The Inflation Reduction Act was approved by the House of Representatives and is now waiting for the President’s signature to become law. For more recent information, to learn when the bill is signed into law, and to learn what it means to you, check back with the TurboTax blog.
The Inflation Reduction Act of 2022 was approved by the Senate over the previous weekend. The package, which includes some of the most significant changes to healthcare law since the enactment of the Affordable Care Act, is scheduled to go before the House for a final vote at the end of this week.
Here are some crucial things you should know about provisions in the law that can save you money on taxes, even if the Inflation Reduction Act’s complete details have not been disclosed and much of the bill contains wording to assist you save on healthcare and prescription drugs:
What is in the Inflation Reduction Act and What Can it Mean for Your Taxes
Energy Efficient Tax Incentives
A section of the measure will fund consumer home energy rebate programes to combat climate change.
Depending on their income, customers may be eligible for up to a $7,500 tax credit for buying a new electric vehicle and for the first time, up to a $4,000 tax credit for buying a used electric vehicle. Since credits are a dollar-for-dollar reduction of the taxes you owe, you can save the environment and the money you would have spent on gas while reducing your taxes by up to $7,500.
If health insurance is acquired through the Health Insurance Marketplace, the measure will extend healthcare subsidies, further extending the benefits that were increased for 2021 and 2022. If you don’t get enough of a subsidy based on your income when you get health insurance in the Health Insurance Marketplace, it may also appear as a premium tax credit when you file your taxes. Healthcare subsidies can assist lower the health insurance premiums you pay.
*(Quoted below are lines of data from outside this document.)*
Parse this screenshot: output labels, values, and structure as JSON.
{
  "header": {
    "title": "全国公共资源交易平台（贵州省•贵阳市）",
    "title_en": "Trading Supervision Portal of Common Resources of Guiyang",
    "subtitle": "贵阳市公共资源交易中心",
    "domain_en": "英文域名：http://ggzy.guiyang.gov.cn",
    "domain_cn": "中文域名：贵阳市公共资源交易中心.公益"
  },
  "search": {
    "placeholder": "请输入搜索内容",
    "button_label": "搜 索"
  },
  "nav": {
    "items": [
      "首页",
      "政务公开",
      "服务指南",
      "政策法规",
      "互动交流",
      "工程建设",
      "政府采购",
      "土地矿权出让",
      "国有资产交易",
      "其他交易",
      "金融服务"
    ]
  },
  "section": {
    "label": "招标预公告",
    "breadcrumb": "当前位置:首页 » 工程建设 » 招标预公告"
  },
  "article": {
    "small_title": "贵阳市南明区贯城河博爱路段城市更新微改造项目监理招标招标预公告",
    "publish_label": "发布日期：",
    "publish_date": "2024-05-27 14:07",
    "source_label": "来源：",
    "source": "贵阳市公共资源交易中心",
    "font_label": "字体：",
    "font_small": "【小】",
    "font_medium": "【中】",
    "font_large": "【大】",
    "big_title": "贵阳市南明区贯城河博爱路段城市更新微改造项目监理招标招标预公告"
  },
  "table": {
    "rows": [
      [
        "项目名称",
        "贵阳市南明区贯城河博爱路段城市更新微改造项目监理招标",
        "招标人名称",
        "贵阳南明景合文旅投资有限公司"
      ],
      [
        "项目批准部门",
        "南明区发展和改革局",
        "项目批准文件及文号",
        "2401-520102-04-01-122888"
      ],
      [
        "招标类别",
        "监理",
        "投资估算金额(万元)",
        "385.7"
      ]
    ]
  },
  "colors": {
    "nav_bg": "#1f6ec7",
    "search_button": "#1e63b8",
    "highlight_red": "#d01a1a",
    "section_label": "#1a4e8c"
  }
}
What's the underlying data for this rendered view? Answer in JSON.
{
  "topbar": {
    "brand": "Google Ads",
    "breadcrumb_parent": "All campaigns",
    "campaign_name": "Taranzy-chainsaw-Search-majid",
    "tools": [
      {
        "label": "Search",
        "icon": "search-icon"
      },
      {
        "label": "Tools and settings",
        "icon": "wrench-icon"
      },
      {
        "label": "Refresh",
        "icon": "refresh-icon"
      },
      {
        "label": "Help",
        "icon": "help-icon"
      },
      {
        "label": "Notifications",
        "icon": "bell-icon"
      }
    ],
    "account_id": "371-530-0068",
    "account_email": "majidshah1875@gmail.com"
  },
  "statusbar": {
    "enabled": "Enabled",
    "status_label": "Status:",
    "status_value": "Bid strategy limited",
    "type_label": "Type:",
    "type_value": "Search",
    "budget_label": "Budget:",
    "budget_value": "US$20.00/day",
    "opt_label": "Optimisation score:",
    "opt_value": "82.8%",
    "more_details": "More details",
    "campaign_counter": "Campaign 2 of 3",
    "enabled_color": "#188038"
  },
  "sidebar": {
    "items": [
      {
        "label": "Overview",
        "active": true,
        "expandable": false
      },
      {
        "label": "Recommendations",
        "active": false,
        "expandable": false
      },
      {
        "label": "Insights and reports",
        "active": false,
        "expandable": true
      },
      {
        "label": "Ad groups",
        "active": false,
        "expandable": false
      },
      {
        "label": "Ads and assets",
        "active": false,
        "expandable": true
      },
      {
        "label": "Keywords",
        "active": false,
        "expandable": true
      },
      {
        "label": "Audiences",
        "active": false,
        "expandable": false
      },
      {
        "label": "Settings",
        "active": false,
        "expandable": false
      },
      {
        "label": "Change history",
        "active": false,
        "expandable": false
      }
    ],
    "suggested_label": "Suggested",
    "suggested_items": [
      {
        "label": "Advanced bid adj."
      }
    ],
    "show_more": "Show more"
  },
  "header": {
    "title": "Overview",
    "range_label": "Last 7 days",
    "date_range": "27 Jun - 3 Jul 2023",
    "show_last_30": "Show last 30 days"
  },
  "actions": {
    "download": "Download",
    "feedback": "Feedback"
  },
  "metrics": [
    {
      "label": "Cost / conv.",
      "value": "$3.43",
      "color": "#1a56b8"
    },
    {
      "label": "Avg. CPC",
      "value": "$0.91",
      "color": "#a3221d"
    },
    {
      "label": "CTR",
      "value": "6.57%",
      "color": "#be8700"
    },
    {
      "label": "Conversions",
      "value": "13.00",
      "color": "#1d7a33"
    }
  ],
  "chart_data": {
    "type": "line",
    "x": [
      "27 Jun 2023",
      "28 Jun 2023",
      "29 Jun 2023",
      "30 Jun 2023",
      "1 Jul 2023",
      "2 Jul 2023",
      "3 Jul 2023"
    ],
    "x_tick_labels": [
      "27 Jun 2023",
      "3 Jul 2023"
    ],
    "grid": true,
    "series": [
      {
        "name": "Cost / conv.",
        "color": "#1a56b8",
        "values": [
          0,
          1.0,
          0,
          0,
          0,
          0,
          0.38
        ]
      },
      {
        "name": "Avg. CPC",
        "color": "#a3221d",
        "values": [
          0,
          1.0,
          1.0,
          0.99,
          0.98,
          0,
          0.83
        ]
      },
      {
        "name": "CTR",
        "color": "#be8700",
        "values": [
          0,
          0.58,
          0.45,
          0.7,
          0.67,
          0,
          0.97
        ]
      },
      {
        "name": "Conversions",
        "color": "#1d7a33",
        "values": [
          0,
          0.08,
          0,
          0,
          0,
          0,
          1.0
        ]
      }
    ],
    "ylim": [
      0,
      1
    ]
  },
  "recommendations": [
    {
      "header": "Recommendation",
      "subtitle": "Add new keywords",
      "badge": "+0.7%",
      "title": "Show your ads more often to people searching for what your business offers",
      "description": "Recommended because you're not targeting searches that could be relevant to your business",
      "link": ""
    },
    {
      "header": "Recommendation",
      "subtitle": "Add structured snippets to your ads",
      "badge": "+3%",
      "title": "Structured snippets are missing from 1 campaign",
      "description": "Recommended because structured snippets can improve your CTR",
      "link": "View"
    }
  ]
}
The plan will also allow Medicare to negotiate some of the more expensive pharmaceuticals on the market and cap out-of-pocket medical spending for beneficiaries at $2,000 annually.
According to reports, the plan does not impose any new taxes on individuals, small enterprises, or families with incomes under $400,000. However, corporations generating $1 billion or more will pay a minimum tax of 15% as well as a tax equal to 1% of the fair market value of stock that is repurchased.